الفقه الإسلامي وأدلته للزحيلي ٣/‏١٧٣٧ — وهبة الزحيلي (معاصر)
المد: رطل وثلث بالرطل البغدادي، وبالكيل المصري: نصف قدح من غالب قوت بلده ويساوي ٦٧٥ غم

1. I’anatuth Thalibin ‘ala Halli Alfadzi Fathil Mu’in (1/33) — Al-Bakri Ad-Dimyathi (w. 1310 H), Bab Shalat

Teks di dalamnya berbunyi:
(Faedah):
Barang siapa yang meninggal dunia dan meninggalkan kewajiban shalat, maka tidak ada qadha dan tidak ada fidyah atasnya.
Namun, dalam pendapat lain—sebagaimana pendapat banyak mujtahid—shalat tersebut dapat diqadha berdasarkan hadis Bukhari dan lainnya. Oleh karena itu, sejumlah ulama dari kalangan kami memilih pendapat ini, dan Imam As-Subki melakukannya terhadap sebagian kerabatnya.
Ibnu Burhan meriwayatkan dari pendapat lama (Imam Syafi’i) bahwa wali (ahli waris) wajib mengqadha shalat tersebut jika mayit meninggalkan harta, sebagaimana kewajiban qadha puasa.
Ada pendapat lain yang dianut oleh banyak ulama dari kalangan kami, yaitu wajib memberi makan satu mud untuk setiap shalat yang ditinggalkan.
Imam Al-Muhib Ath-Thabari mengatakan:
“Setiap bentuk ibadah, baik wajib maupun sunnah, dapat sampai pahalanya kepada mayit.”
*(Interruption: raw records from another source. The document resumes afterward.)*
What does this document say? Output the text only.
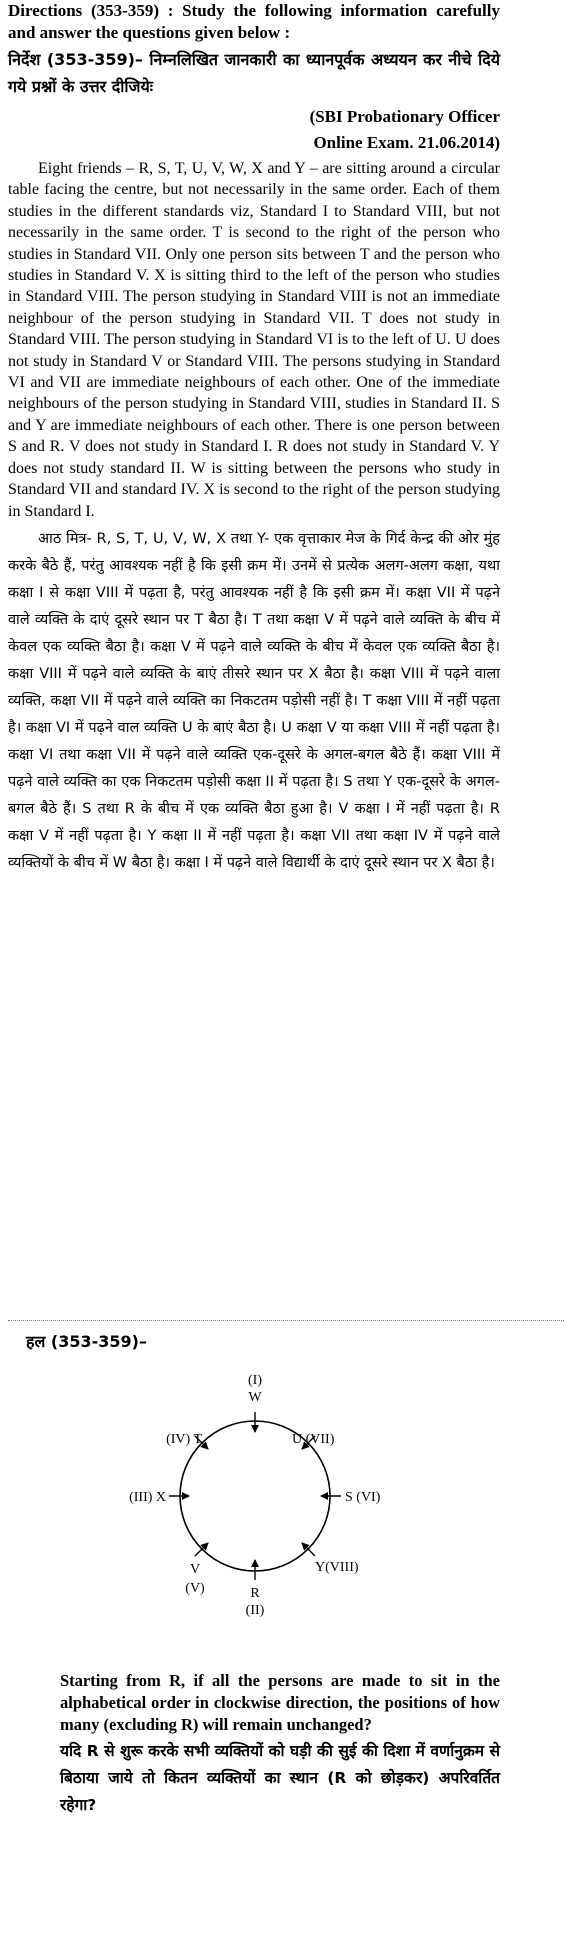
Directions (353-359) : Study the following information carefully and answer the questions given below :

निर्देश (353-359)– निम्नलिखित जानकारी का ध्यानपूर्वक अध्ययन कर नीचे दिये गये प्रश्नों के उत्तर दीजियेः

(SBI Probationary Officer

Online Exam. 21.06.2014)

Eight friends – R, S, T, U, V, W, X and Y – are sitting around a circular table facing the centre, but not necessarily in the same order. Each of them studies in the different standards viz, Standard I to Standard VIII, but not necessarily in the same order. T is second to the right of the person who studies in Standard VII. Only one person sits between T and the person who studies in Standard V. X is sitting third to the left of the person who studies in Standard VIII. The person studying in Standard VIII is not an immediate neighbour of the person studying in Standard VII. T does not study in Standard VIII. The person studying in Standard VI is to the left of U. U does not study in Standard V or Standard VIII. The persons studying in Standard VI and VII are immediate neighbours of each other. One of the immediate neighbours of the person studying in Standard VIII, studies in Standard II. S and Y are immediate neighbours of each other. There is one person between S and R. V does not study in Standard I. R does not study in Standard V. Y does not study standard II. W is sitting between the persons who study in Standard VII and standard IV. X is second to the right of the person studying in Standard I.

आठ मित्र- R, S, T, U, V, W, X तथा Y- एक वृत्ताकार मेज के गिर्द केन्द्र की ओर मुंह करके बैठे हैं, परंतु आवश्यक नहीं है कि इसी क्रम में। उनमें से प्रत्येक अलग-अलग कक्षा, यथा कक्षा I से कक्षा VIII में पढ़ता है, परंतु आवश्यक नहीं है कि इसी क्रम में। कक्षा VII में पढ़ने वाले व्यक्ति के दाएं दूसरे स्थान पर T बैठा है। T तथा कक्षा V में पढ़ने वाले व्यक्ति के बीच में केवल एक व्यक्ति बैठा है। कक्षा V में पढ़ने वाले व्यक्ति के बीच में केवल एक व्यक्ति बैठा है। कक्षा VIII में पढ़ने वाले व्यक्ति के बाएं तीसरे स्थान पर X बैठा है। कक्षा VIII में पढ़ने वाला व्यक्ति, कक्षा VII में पढ़ने वाले व्यक्ति का निकटतम पड़ोसी नहीं है। T कक्षा VIII में नहीं पढ़ता है। कक्षा VI में पढ़ने वाल व्यक्ति U के बाएं बैठा है। U कक्षा V या कक्षा VIII में नहीं पढ़ता है। कक्षा VI तथा कक्षा VII में पढ़ने वाले व्यक्ति एक-दूसरे के अगल-बगल बैठे हैं। कक्षा VIII में पढ़ने वाले व्यक्ति का एक निकटतम पड़ोसी कक्षा II में पढ़ता है। S तथा Y एक-दूसरे के अगल-बगल बैठे हैं। S तथा R के बीच में एक व्यक्ति बैठा हुआ है। V कक्षा I में नहीं पढ़ता है। R कक्षा V में नहीं पढ़ता है। Y कक्षा II में नहीं पढ़ता है। कक्षा VII तथा कक्षा IV में पढ़ने वाले व्यक्तियों के बीच में W बैठा है। कक्षा I में पढ़ने वाले विद्यार्थी के दाएं दूसरे स्थान पर X बैठा है।

हल (353-359)–
(I)
W
U (VII)
S (VI)
Y(VIII)
R
(II)
V
(V)
(III) X
(IV) T

Starting from R, if all the persons are made to sit in the alphabetical order in clockwise direction, the positions of how many (excluding R) will remain unchanged?

यदि R से शुरू करके सभी व्यक्तियों को घड़ी की सुई की दिशा में वर्णानुक्रम से बिठाया जाये तो कितन व्यक्तियों का स्थान (R को छोड़कर) अपरिवर्तित रहेगा?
2. Hasyiyatul Bajirmi ‘ala Syarhil Khatib (2/401) — Al-Bajirmi (w. 1221 H)

(Kaffarah):
Dikeluarkan untuk setiap hari (puasa yang ditinggalkan) satu mud, yaitu, sebagaimana dijelaskan sebelumnya, satu rathl (satuan berat) dan sepertiga dengan timbangan Irak (Baghdad), atau setara setengah qadaḥ dengan ukuran Mesir.
Adapun penerima fidyah adalah fakir dan miskin saja, tidak termasuk golongan delapan lainnya yang berhak menerima zakat, berdasarkan firman Allah Ta’ala:
“Dan atas orang-orang yang tidak mampu (berpuasa), maka wajib memberi fidyah dengan memberi makan seorang miskin.” (QS. Al-Baqarah: 184).
Adapun fakir keadaannya lebih buruk daripada miskin. Maka jika diperbolehkan memberikannya kepada miskin, terlebih lagi fakir lebih utama. Tidak wajib membagi fidyah secara merata di antara keduanya.

3. Al-Majmu’ Syarhul Muhadzdzab (6/364) — An-Nawawi (w. 676 H)

Jika seseorang menunda qadha puasa dengan alasan mampu melakukannya, kemudian ia meninggal dunia setelah masuk Ramadan berikutnya sebelum mengqadha puasanya, maka ada dua pendapat masyhur yang disebutkan oleh penulis kitab ini:

1. Pendapat yang paling sahih menurut para ulama mazhab adalah wajib membayar dua mud dari harta warisannya, satu mud sebagai pengganti puasa yang ditinggalkan dan satu mud lagi sebagai pengganti keterlambatan qadha. Pendapat ini dinyatakan oleh Al-Mawardi dan menjadi mazhab Imam Syafi’i dan mayoritas ulama pengikutnya, kecuali Ibnu Suraiyij.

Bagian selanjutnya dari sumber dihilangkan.